APRIL 4, 2013 – Chief Rita Matthew of the Simpcw First Nation today questioned why the Holmes River hydro project in the McBride area has been allowed to avoid the requirement of a full environmental review, given that the 76 megawatt project is 26 megawatts over the 50 megawatt threshold that should trigger an environmental review under the Environmental Assessment Act.
Citing a legal challenge to the Holmes River hydro project in the BC Supreme Court by the David Suzuki Foundation and Salmon Watch, Chief Matthew has sent a letter to Hon. Rich Colemen, Minister of Energy, pointing out that 10 small permits in the Holmes River watershed are all closely tied into one large project that should have been subjected to a full environmental review under Section 5 of the Environmental Assessment Act.
Chief Matthew also stated that the BC government has so far failed to meet three key legal requirements for permitting the Holmes River project:
• Meaningful consultation with Simpcw First Nation about infringement by the project on aboriginal title and rights;
• Good faith negotiations with Simpcw First Nation about conditions that would have to be met in order for the project to receive a permit;
• Fair compensation for infringement by the project of Simpcw aboriginal title and rights.
In her letter to Rich Coleman she said: “We are especially concerned about the potential cumulative impacts of this project on the Holmes River watershed, which is located in Simpcw First Nation traditional territory. In particular, we are aware of the potential damage this project could do to local populations of grizzlies, ungulates, salmon, berries, and fresh water fish that are part of the traditional resource base of our people. To date, we have not seen a detailed and comprehensive report on the potential cumulative project impacts on these resources, nor have we seen a plan of proposed mitigation measures the proponents of the project could deploy to offset environmental damage resulting from the project.”

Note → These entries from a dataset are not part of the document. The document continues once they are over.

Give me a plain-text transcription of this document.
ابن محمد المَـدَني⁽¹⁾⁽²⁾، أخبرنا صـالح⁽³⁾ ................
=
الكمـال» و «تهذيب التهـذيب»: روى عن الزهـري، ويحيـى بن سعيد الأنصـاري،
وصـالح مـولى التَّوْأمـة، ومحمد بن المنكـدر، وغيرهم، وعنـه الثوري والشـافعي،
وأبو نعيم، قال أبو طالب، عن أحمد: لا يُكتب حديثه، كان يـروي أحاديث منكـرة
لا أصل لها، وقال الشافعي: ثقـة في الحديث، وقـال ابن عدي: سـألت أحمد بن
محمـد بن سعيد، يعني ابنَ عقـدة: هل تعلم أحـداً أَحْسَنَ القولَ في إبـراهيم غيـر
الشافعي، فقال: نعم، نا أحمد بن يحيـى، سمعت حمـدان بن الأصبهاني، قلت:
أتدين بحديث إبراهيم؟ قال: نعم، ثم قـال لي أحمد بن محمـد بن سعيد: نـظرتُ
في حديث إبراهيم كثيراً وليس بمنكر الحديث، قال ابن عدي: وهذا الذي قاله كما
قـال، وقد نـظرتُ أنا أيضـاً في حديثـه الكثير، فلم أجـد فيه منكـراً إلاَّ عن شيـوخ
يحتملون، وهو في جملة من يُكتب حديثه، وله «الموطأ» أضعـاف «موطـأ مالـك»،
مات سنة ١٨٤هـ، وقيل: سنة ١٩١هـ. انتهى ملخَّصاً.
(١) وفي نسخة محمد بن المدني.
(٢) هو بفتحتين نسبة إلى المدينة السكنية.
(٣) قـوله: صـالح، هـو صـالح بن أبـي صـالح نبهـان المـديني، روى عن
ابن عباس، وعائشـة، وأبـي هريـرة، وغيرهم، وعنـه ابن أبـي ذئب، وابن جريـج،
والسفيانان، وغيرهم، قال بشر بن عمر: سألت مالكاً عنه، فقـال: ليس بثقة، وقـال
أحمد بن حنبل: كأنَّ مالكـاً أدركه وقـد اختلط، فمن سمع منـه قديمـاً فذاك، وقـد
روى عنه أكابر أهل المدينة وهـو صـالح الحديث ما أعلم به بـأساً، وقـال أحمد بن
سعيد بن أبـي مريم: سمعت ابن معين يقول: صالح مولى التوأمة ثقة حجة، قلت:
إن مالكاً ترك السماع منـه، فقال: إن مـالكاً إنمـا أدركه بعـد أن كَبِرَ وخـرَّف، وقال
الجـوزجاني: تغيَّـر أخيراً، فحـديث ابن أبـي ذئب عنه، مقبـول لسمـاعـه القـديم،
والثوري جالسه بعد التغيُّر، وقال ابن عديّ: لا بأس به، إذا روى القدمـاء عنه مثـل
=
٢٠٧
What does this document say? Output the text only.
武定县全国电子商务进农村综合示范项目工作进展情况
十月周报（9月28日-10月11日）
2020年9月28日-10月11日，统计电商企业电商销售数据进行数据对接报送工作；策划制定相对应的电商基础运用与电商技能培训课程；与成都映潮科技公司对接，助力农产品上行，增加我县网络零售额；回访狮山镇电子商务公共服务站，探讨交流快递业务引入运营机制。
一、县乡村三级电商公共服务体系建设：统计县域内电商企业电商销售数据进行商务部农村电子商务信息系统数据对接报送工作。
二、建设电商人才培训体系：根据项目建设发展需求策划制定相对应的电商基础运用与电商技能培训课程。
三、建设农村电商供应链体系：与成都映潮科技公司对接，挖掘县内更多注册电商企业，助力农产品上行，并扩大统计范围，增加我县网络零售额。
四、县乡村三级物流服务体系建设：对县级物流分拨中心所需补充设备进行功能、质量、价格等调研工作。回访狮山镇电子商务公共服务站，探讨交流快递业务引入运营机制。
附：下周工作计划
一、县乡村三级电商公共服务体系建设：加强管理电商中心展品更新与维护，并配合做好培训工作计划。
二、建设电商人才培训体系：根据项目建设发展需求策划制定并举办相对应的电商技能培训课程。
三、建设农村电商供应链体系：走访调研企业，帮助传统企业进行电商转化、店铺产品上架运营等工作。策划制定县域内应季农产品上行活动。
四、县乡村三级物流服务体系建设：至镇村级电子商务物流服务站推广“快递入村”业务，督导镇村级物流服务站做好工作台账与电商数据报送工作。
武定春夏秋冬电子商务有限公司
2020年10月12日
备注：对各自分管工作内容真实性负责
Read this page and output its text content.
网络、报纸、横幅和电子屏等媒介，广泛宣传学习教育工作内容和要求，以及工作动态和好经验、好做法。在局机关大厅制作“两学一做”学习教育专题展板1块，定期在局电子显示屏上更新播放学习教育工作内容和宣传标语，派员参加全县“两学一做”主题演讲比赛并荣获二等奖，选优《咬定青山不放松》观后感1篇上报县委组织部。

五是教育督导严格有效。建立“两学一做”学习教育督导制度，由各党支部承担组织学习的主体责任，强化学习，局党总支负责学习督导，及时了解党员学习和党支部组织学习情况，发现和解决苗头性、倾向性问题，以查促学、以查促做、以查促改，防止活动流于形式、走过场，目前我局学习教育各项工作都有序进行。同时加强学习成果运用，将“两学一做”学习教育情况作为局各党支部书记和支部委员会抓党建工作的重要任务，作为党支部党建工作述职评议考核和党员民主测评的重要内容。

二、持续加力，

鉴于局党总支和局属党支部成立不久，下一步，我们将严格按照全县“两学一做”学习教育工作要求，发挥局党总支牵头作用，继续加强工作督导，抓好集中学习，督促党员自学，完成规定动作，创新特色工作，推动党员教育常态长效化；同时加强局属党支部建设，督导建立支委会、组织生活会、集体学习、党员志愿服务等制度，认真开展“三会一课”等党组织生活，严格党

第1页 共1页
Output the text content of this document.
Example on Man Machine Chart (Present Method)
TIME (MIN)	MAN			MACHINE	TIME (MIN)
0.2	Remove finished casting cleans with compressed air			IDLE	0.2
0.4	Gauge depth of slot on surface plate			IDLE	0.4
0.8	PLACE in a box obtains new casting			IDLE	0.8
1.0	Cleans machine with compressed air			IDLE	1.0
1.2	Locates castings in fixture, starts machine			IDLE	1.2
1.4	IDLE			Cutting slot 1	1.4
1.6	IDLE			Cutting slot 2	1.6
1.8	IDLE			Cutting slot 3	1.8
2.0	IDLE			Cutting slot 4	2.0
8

Chief Matthew also pointed out that “although my people are in favour in principle of sustainable economic development and clean energy, Simpcw First Nation will oppose both the Holmes Hydro project and the Holmes River transmission line until and unless our aboriginal interests in the project area have been properly accommodated by British Columbia and the proponent.” She added that, if the project were to proceed, any future damage or risk to Simpcw traditional resources must be offset by appropriate mitigation measures and appropriate economic compensation to Simpcw First Nation, and that Simpcw First Nation is considering a legal challenge to the project.